В потенциале эмиграция талантов из стран нижнего миллиарда создает ощущение, что «жизнь идет где-то, но не здесь». Вообще говоря, такое ощущение принципиально в плане создания стимулов и ролевых моделей, компенсирующих утечку талантов. В худшем случае чувство того, что жизнь идет где-то в другом месте, расслабляет, что выразил Чехов своим мощным рефреном «В Москву, в Москву!». Но для бедного общества, долго жившего в застое и бедности, жизнь в смысле возможностей действительно течет где-то там, а не здесь, и молодые люди это отлично осознают. Даже в отсутствие эмиграции новые средства коммуникации и глобализованная молодежная культура открывают перед ними заманчивый мир, который лежит совсем рядом. При современной технике пропуском в этот мир становится элементарная грамотность – именно поэтому культурные реакционеры из числа радикальных исламистов так боятся образования: название нигерийского террористического движения «Боко Харам» означает «западное образование греховно». Но, как и любая другая стратегия терроризма, действия «Боко Харам» обречены на провал. Даже если запретить миграцию, контакты с внешним миром продолжатся: невозможно скрыть или пресечь бурные и успешные процессы, идущие в других странах. Перспектива миграции и связи с родственниками за рубежом с той же вероятностью способны как смягчить горечь непричастности к этим событиям, так и обострить ее.

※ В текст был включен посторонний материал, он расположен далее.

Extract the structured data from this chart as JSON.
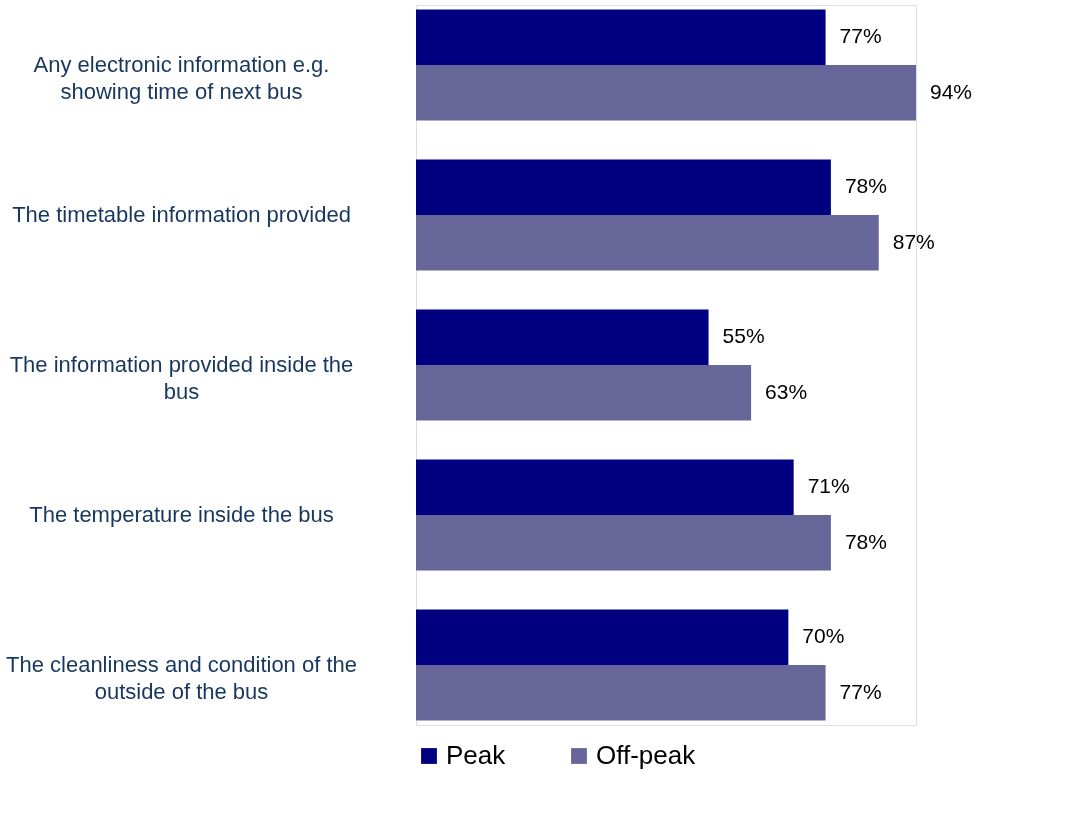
{
  "chart_data": {
    "type": "bar",
    "orientation": "horizontal",
    "categories": [
      "Any electronic information e.g. showing time of next bus",
      "The timetable information provided",
      "The information provided inside the bus",
      "The temperature inside the bus",
      "The cleanliness and condition of the outside of the bus"
    ],
    "series": [
      {
        "name": "Peak",
        "color": "#000080",
        "values": [
          77,
          78,
          55,
          71,
          70
        ],
        "value_labels": [
          "77%",
          "78%",
          "55%",
          "71%",
          "70%"
        ]
      },
      {
        "name": "Off-peak",
        "color": "#666699",
        "values": [
          94,
          87,
          63,
          78,
          77
        ],
        "value_labels": [
          "94%",
          "87%",
          "63%",
          "78%",
          "77%"
        ]
      }
    ],
    "legend": "bottom",
    "grid": false
  }
}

Ощущение того, что «жизнь идет не здесь», способно повлечь за собой чувство бессилия, но это – не причина для отчаяния. Триумфом постмодернистской культуры стала децентрализация: возбуждение проникает во все уголки мира, уничтожая раз и навсегда установленный порядок подхода к кормушке. Задачей для великих лидеров в странах нижнего миллиарда становится насаждение убедительного представления о том, как это восхитительно – догонять ушедших вперед, присоединяться ко все более разнородной группе обществ, в которых-то и течет жизнь. Несомненно, именно таким духом охвачены современный Китай и, в различной степени, страны Африки. И он не имеет особого отношения к международной миграции.
Таким образом, эмиграция из стран нижнего миллиарда не является ни угрозой, ни стимулом для тех, кто остается дома. Это всего лишь спасательный круг, децентрализованная программа помощи. Подобно другим программам помощи, она ничего не решает, но благодаря ей, несомненно, улучшается жизнь миллионов людей, чьи условия существования абсолютно нетерпимы в наш век глобализации и процветания. Но как и в случае с помощью самой по себе, ключевой вопрос, связанный с миграцией, состоит не в том, хороша ли она или плоха, а в том, как в предельных случаях добиться от нее максимальных результатов. Существуют вполне убедительные факты, говорящие о том, что для нижнего миллиарда миграция в целом полезна. Но в предельных случаях она оказывается пагубной, вызывая отток талантов при ничтожных поступлениях средств от эмигрантов.